Assim que ele desligou o carro, falei:
- Pode me ajudar com ele?
- Sim, senhora. Claro.
Ele acordou quando o retiramos do automóvel. O levamos até um elevador.
Anon apertou o botão e a porta se abriu. Entrei com Heitor, que se apoiava em mim com os braços sobre meus ombros:
- Qual andar? – perguntei.
- O elevador é privativo. A senhora aperta o botão e chegará diretamente no andar dele. É a cobertura. Todo o andar é do senhor Casanova.
Eu ri:
- Não poderia ser diferente, não é mesmo? Só falta me dizer que é duplex.
- É duplex. – Ele sorriu, tentando ficar sério.
Olhei para Heitor:
- E de que adianta o dinheiro, não é mesmo, desclassificado? O que o faz ficar deste estado? Consegue me dizer?
- Você. – Ele olhou nos meus olhos, fazendo um frio percorrer minha espinha.
- Eu... – Olhei para Anon, sem conseguir pronunciar uma palavra sequer.
Ele apertou o botão pelo lado de fora e a porta se fechou. O elevador era todo espelhado, inclusive no teto.
- Elevadores não lembram nada para você? – Heitor riu, enquanto tirava o braço dos meus ombros, escorando-se numa das extremidades espelhadas e me puxando de encontro a ele.
- Sim... Lembram - senti meu coração bater forte – Você foi um cavalheiro comigo naquela noite, no Palace North B. Mas eu... Não tenho certeza se vou conseguir ser uma dama. – Minha intimidade umedeceu ao toque das mãos dele nas minhas costas.
Nos encaramos, grudados. Os olhos dele estavam estranhos e sequer sei se ele sabia o que estava acontecendo:
- Eu amo você, desclassificado – senti uma lágrima escorrer pelo meu rosto. – Me perdoa pelo que eu fiz.
- Não... – ele disse seriamente.
Toquei o rosto dele, que não esboçou nenhuma reação. Estávamos encharcados. Eu sabia que de nada adiantava conversar com ele naquele estado.
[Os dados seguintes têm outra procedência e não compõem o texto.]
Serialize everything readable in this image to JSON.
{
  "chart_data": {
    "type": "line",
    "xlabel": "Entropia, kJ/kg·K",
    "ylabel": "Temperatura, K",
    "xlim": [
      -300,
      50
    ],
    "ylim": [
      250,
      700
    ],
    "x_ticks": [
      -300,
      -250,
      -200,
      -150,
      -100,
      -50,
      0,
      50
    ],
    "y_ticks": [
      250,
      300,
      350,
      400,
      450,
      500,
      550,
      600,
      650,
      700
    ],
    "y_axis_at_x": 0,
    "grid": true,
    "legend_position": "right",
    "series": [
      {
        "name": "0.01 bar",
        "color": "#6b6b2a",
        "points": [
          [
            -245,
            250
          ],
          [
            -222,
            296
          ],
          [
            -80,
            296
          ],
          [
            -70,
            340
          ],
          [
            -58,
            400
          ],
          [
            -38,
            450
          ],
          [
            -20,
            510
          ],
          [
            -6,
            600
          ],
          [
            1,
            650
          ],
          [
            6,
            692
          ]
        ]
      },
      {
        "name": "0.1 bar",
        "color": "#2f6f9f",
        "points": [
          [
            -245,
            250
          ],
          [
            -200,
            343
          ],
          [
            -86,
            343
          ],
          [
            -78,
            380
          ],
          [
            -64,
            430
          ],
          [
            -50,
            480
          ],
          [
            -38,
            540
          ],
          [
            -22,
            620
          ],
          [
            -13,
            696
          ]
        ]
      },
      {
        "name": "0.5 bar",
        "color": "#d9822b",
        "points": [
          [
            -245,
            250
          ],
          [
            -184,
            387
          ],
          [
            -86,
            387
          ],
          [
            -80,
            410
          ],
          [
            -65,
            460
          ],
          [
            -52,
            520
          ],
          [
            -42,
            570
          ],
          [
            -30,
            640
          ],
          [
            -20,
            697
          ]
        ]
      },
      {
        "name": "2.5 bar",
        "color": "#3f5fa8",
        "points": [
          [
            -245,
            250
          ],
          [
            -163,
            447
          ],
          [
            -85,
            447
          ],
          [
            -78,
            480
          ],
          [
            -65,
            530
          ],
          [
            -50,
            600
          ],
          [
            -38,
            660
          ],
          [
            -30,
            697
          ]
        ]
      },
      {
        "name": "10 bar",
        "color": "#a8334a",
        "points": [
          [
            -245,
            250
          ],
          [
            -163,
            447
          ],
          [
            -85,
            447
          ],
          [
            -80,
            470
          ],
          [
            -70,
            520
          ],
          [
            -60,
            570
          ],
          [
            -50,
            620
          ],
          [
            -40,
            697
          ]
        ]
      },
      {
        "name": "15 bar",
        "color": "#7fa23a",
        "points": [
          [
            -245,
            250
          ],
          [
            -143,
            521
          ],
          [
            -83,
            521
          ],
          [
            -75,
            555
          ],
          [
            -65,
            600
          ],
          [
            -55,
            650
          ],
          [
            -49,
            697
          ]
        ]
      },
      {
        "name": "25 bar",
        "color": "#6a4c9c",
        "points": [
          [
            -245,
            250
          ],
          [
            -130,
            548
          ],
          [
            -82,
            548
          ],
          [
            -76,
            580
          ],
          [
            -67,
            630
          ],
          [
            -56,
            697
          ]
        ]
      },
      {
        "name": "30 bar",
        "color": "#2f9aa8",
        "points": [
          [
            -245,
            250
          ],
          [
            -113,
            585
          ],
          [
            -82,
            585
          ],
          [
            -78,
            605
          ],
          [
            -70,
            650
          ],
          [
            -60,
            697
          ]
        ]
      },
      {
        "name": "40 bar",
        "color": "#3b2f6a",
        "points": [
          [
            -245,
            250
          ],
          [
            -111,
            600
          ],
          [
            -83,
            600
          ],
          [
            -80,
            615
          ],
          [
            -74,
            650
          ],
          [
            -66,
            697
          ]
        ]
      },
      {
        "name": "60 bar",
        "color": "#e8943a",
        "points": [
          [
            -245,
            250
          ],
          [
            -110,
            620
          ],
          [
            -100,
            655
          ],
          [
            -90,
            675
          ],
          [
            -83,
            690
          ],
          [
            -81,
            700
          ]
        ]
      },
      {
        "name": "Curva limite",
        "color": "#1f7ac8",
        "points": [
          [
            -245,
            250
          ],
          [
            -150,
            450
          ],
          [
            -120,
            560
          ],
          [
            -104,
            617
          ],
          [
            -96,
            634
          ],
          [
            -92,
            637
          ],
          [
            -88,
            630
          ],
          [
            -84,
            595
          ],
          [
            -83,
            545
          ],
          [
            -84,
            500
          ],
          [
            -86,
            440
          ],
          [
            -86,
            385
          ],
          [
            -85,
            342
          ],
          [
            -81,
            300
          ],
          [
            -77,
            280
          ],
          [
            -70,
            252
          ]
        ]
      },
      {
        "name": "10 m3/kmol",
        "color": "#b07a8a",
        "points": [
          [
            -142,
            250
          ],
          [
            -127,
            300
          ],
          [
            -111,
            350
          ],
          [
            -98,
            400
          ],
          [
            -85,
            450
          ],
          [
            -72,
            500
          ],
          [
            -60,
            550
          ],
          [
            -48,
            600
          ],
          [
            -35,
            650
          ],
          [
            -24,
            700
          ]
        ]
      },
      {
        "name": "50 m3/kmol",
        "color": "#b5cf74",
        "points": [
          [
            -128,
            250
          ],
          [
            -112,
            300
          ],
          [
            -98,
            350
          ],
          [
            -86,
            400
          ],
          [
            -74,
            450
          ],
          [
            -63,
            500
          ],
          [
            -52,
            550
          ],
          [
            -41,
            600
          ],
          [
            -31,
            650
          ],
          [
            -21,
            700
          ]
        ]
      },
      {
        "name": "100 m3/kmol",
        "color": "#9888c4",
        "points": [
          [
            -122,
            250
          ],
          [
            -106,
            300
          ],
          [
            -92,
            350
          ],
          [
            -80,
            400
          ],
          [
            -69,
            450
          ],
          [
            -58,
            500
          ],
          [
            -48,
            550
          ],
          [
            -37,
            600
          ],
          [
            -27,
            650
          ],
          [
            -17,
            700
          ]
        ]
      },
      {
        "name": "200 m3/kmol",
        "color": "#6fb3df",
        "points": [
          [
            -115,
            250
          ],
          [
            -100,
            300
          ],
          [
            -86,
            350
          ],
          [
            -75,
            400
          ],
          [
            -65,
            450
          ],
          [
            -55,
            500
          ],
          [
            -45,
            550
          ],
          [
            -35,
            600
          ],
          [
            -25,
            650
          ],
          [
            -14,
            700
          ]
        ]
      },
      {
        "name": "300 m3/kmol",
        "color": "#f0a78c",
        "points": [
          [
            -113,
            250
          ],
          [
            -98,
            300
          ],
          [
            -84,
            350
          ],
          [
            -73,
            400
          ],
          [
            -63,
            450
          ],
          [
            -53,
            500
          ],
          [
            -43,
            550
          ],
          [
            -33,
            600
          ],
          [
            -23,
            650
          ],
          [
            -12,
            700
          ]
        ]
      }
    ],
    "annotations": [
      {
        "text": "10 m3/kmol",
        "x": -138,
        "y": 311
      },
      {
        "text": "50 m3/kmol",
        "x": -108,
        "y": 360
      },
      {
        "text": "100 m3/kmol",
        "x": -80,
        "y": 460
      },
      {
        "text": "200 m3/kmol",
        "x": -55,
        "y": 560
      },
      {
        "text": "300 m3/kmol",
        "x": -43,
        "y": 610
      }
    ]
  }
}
Mas era o único momento que eu me sentia a vontade para dizer tudo que sentia, na certeza de que ele não lembraria nada no dia seguinte. Eu era mesmo uma covarde.
- Sou louco por você – ele disse, me apertando contra sua ereção evidente, os lábios entreabertos, como se estivessem me chamando.
- Amo você, mesmo querendo odiá-lo. E vou amar para sempre.
- Amo você, porra.
- Como resistir a você, Heitor? Eu tremo só de sentir o quanto você me deseja. – Toquei seu membro sobre a calça, completamente duro.
Comecei a abrir os botões da camisa dele, grudada ao corpo. Três foram suficientes para ver seu peito. Beijei, passando a língua levemente pela pele salgada.
Ouvimos um som e a porta do elevador se abriu.
- Chegamos em casa. – Ele me olhou, tentando andar em direção à porta.
- Deus... – suspirei, olhando para o teto – Insisto, o que quer de mim?
- Eu quero você. – Heitor respondeu por Deus.